Give Barack Obama credit for throwing a real knuckle ball to the GOP Senate by nominating Merrick Garland to the Supreme Court. As Damon Root has noted, Garland is not a wide-eyed, slanted-left progressive by any measure. Indeed, the chief judge of the U.S. Court of Appeals for the District of Columbia Circuit voted in favor of expansive Bush adminstration policies during the war on terror.
And, according to prominent legal blogger Tom Goldstein, Garland is "to the right of Scalia on criminal justice." So get ready for Senate Republicans to even talk to, much less confirm a guy who is worse on criminal justice than the man he might replace.
Grits for Breakfast, a Texas-based blog that tracks criminal justice reform issues, helpfully explains why criminal justice reform is always getting shelved in favor of other issues with more immediate partisan appeal:
With this nomination, the president bypassed the chance to show key voting blocks that Democrats care about more than "keep[ing] on catching people and putting them back in jail." Bad SCOTUS decisions are an important part of the reason America's bloated justice system has expanded to such massive proportions, with extraordinary deference routinely given across party lines to government authority at the expense of civil rights and individual liberties. After this nomination, its hard not to see all the president's touring and talking as little more than an election-year campaign ploy.

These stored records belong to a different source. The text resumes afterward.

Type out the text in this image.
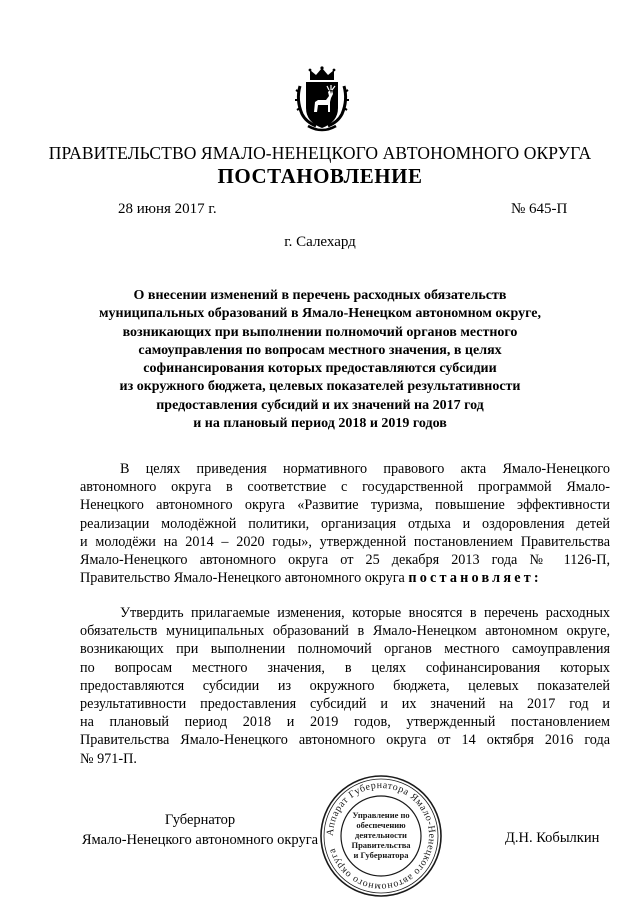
ПРАВИТЕЛЬСТВО ЯМАЛО-НЕНЕЦКОГО АВТОНОМНОГО ОКРУГА
ПОСТАНОВЛЕНИЕ
28 июня 2017 г.	№ 645-П
г. Салехард
О внесении изменений в перечень расходных обязательств
муниципальных образований в Ямало-Ненецком автономном округе,
возникающих при выполнении полномочий органов местного
самоуправления по вопросам местного значения, в целях
софинансирования которых предоставляются субсидии
из окружного бюджета, целевых показателей результативности
предоставления субсидий и их значений на 2017 год
и на плановый период 2018 и 2019 годов
В целях приведения нормативного правового акта Ямало-Ненецкого
автономного округа в соответствие с государственной программой Ямало-
Ненецкого автономного округа «Развитие туризма, повышение эффективности
реализации молодёжной политики, организация отдыха и оздоровления детей
и молодёжи на 2014 – 2020 годы», утвержденной постановлением Правительства
Ямало-Ненецкого автономного округа от 25 декабря 2013 года № 1126-П,
Правительство Ямало-Ненецкого автономного округа постановляет:
Утвердить прилагаемые изменения, которые вносятся в перечень расходных
обязательств муниципальных образований в Ямало-Ненецком автономном округе,
возникающих при выполнении полномочий органов местного самоуправления
по вопросам местного значения, в целях софинансирования которых
предоставляются субсидии из окружного бюджета, целевых показателей
результативности предоставления субсидий и их значений на 2017 год и
на плановый период 2018 и 2019 годов, утвержденный постановлением
Правительства Ямало-Ненецкого автономного округа от 14 октября 2016 года
№ 971-П.
Губернатор
Ямало-Ненецкого автономного округа	Д.Н. Кобылкин
Аппарат Губернатора Ямало-Ненецкого автономного округа
Управление по
обеспечению
деятельности
Правительства
и Губернатора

And yes, I know there are many other issues out there—like abortion and voting rights—driving this nomination. But advocates on those topics throw criminal-justice reformers under the bus all the time without a second thought. That's a big reason why things have gotten so bad: There are reformers on both sides of the aisle, but both parties consider justice reform among their lowest priorities. So, over the years, Grits has reached the point where I prioritize my issues over theirs, because otherwise, who will? Clearly not Barack Obama.
If "right of Scalia" is what a Democratic nominee looks like, maybe we'll get better from President Trump.

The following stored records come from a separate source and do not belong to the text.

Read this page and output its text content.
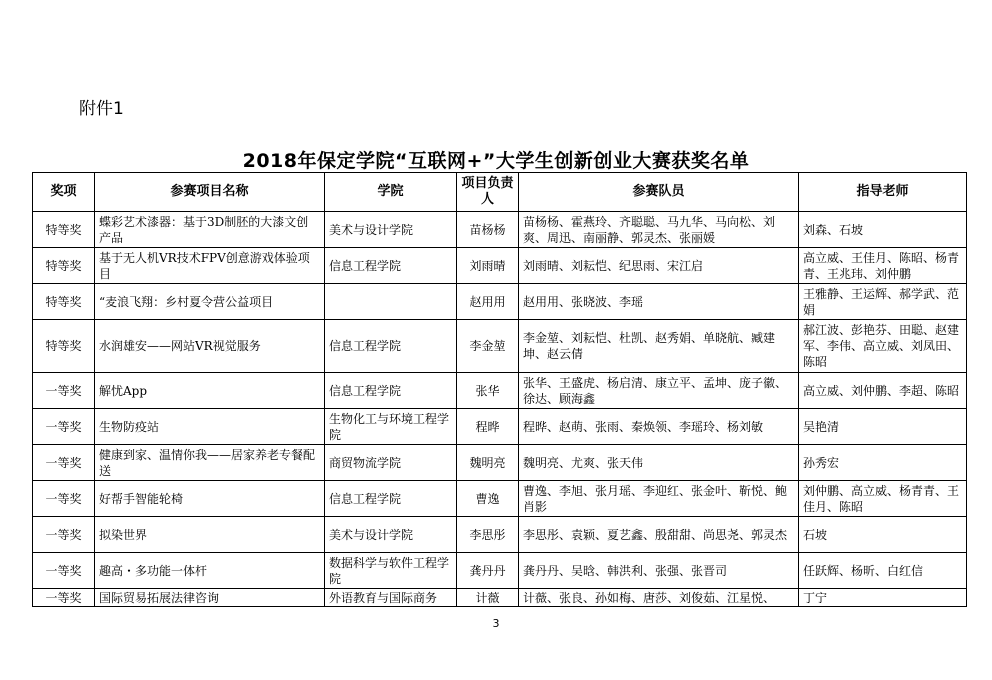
附件1
2018年保定学院“互联网+”大学生创新创业大赛获奖名单
奖项	参赛项目名称	学院	项目负责人	参赛队员	指导老师
特等奖	蝶彩艺术漆器：基于3D制胚的大漆文创产品	美术与设计学院	苗杨杨	苗杨杨、霍燕玲、齐聪聪、马九华、马向松、刘爽、周迅、南丽静、郭灵杰、张丽媛	刘森、石坡
特等奖	基于无人机VR技术FPV创意游戏体验项目	信息工程学院	刘雨晴	刘雨晴、刘耘恺、纪思雨、宋江启	高立威、王佳月、陈昭、杨青青、王兆玮、刘仲鹏
特等奖	“麦浪飞翔：乡村夏令营公益项目		赵用用	赵用用、张晓波、李瑶	王雅静、王运辉、郝学武、范娟
特等奖	水润雄安——网站VR视觉服务	信息工程学院	李金堃	李金堃、刘耘恺、杜凯、赵秀娟、单晓航、臧建坤、赵云倩	郝江波、彭艳芬、田聪、赵建军、李伟、高立威、刘凤田、陈昭
一等奖	解忧App	信息工程学院	张华	张华、王盛虎、杨启清、康立平、孟坤、庞子徽、徐达、顾海鑫	高立威、刘仲鹏、李超、陈昭
一等奖	生物防疫站	生物化工与环境工程学院	程晔	程晔、赵萌、张雨、秦焕领、李瑶玲、杨刘敏	吴艳清
一等奖	健康到家、温情你我——居家养老专餐配送	商贸物流学院	魏明亮	魏明亮、尤爽、张天伟	孙秀宏
一等奖	好帮手智能轮椅	信息工程学院	曹逸	曹逸、李旭、张月瑶、李迎红、张金叶、靳悦、鲍肖影	刘仲鹏、高立威、杨青青、王佳月、陈昭
一等奖	拟染世界	美术与设计学院	李思彤	李思彤、袁颖、夏艺鑫、殷甜甜、尚思尧、郭灵杰	石坡
一等奖	趣高・多功能一体杆	数据科学与软件工程学院	龚丹丹	龚丹丹、吴晗、韩洪利、张强、张晋司	任跃辉、杨昕、白红信
一等奖	国际贸易拓展法律咨询	外语教育与国际商务	计薇	计薇、张良、孙如梅、唐莎、刘俊茹、江星悦、	丁宁
3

Sadly, of course, if Hillary Clinton becomes president and Scalia's vacancy is still open (and Republicans have pledged not to move on any nomination until after the election), the odds are high that her nominee could be still-farther right than Scalia on criminal justice. Not only was Scalia "a great jurist for criminal defendants" (making him hard to replace on that score), Clinton is a career supporter of over-incarceration and her recent turn against all that is missing any specific remedies for the very policies she once supported.